Tony Staffieri: Just let me unpack that. I’ll start with the last part of the question in terms of the longer-term financing under the Rogers credit card, it’s early days. And the customer take up and interest in that has been very strong, not surprising. I mean, the value proposition is to amortize the cost of the phone over double the period when it’s on the card. So, the total quantum of financing doesn’t change. It’s just over a longer period of time. And the construct, while there’s no contract, the construct is such that the value proposition makes it compelling to be and stay at Roger’s customers. And that’s the way we’ve designed that value proposition. And importantly, it dovetails with what we’re seeing as the longer life of the mobile devices, consumers, and businesses continue to hang onto the vice longer.

And we’re seeing that over the last several years as a trend. And so, dovetailing that longer life with a longer amortization period makes a lot of sense. But again, it’s early days and we’re looking forward to how that’s going to play out over the holiday season. In terms of bundling opportunities in the west. Specifically, the coming together with Shaw where you had Shaw customers that were either Shaw Mobile and or Shaw home product customers and Rogers wireless customers. What you we saw is not well, you would expect customers that were already clients of Rogers and Shaw coming together and trying to understand how that coming together into one bill was going to impact them. We got what we expected on that, and that was good. But more importantly, what we’re seeing are customers that had one product set but not the other looking to simplify things and bring together their product suite.

And so, again, it’s at the end of Q3, six months into it, but it was more demand than we expected this early in the process. So, we’re pleased with the market trend and appetite of customers to put together products, between wireless and cable. And then the last piece is revenue synergies and how that’s coming to some extent, the bundling that I just talked about is one aspect of it. And as I said, that’s coming in better than we expected this soon in the process. But the second piece is that we’ve talked about is on the enterprise and in particular the mid to small business. And what we’re seeing there is same thing a very good appetite of business customers to look to alternatives that they previously didn’t have in the West in being able to combine those.

Many of the product sets on the business side, more and more are converged. And so, to the extent that they have one easy experience between their businesses inside as well as when they’re outside of their business that seems to hunt well. And so, as we streamline our product set in that segment of the market, we’re seeing very good traction there. Hope that covers it, Stephanie.

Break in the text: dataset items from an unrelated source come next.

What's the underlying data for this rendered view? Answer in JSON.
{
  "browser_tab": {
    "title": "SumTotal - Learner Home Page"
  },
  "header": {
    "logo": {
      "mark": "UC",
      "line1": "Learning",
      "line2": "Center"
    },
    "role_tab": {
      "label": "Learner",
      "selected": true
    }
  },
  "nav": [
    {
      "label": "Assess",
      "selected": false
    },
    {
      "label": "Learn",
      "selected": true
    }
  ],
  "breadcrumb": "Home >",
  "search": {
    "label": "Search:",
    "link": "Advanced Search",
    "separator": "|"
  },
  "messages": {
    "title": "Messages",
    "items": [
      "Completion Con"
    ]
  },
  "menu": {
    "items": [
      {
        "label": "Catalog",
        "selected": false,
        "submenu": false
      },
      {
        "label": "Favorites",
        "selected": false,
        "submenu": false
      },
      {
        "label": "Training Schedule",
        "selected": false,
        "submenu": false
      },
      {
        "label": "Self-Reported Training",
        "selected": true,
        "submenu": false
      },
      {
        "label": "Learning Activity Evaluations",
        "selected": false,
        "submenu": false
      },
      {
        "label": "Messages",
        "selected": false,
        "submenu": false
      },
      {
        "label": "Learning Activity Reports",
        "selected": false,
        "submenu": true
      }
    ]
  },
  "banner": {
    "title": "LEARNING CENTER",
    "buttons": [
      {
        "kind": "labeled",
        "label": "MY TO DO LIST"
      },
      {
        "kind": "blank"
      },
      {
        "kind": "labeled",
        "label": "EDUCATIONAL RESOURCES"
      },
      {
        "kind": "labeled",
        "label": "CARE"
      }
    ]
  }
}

Paul Carpino: Next question, Ariel.

Operator: Our next question comes from Simon Flannery of Morgan Stanley. Please go ahead.

Simon Flannery: Great. Thank you, very much. Good morning. I want to talk a little bit about CapEx if I could. I think, one of the opportunities you saw in the West was to extend the network to MDUs that had not been connected. Can you just update us on that and just give us a little bit more sense of the timing, where you are on the DOCSIS 4.0 upgrade? What should we expect in ‘24 and beyond to move that to completion? Thanks.

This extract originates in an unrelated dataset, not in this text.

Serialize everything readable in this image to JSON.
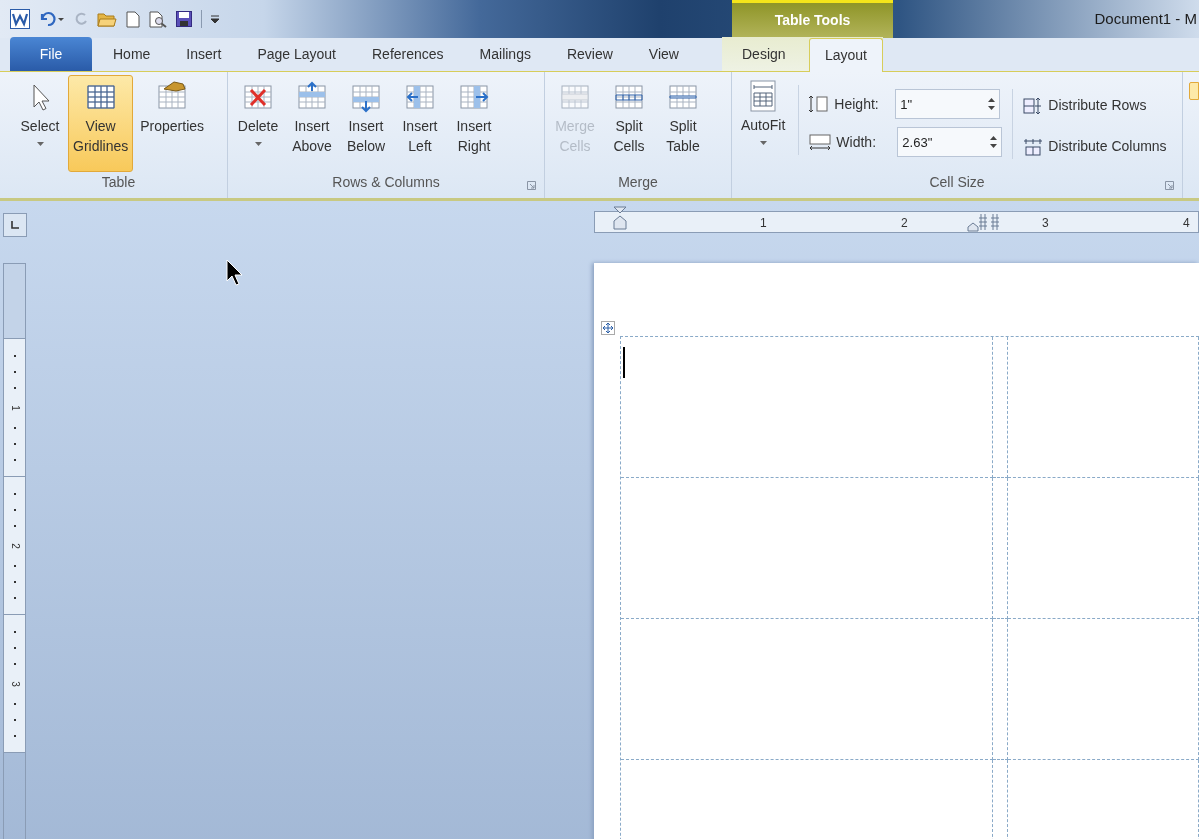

Glenn Brandt: Thank you, Simon. On the capital spend specific to wiring up MDUs in the West, we are — it is underway. Early days. We are six months in through the third quarter and halfway through the fourth. Those planning schedules are well underway in terms of getting permits and what have you. In some cases, we have started some of that build. In other cases, still to come, but we are about where we would expect to be, and so happy with that.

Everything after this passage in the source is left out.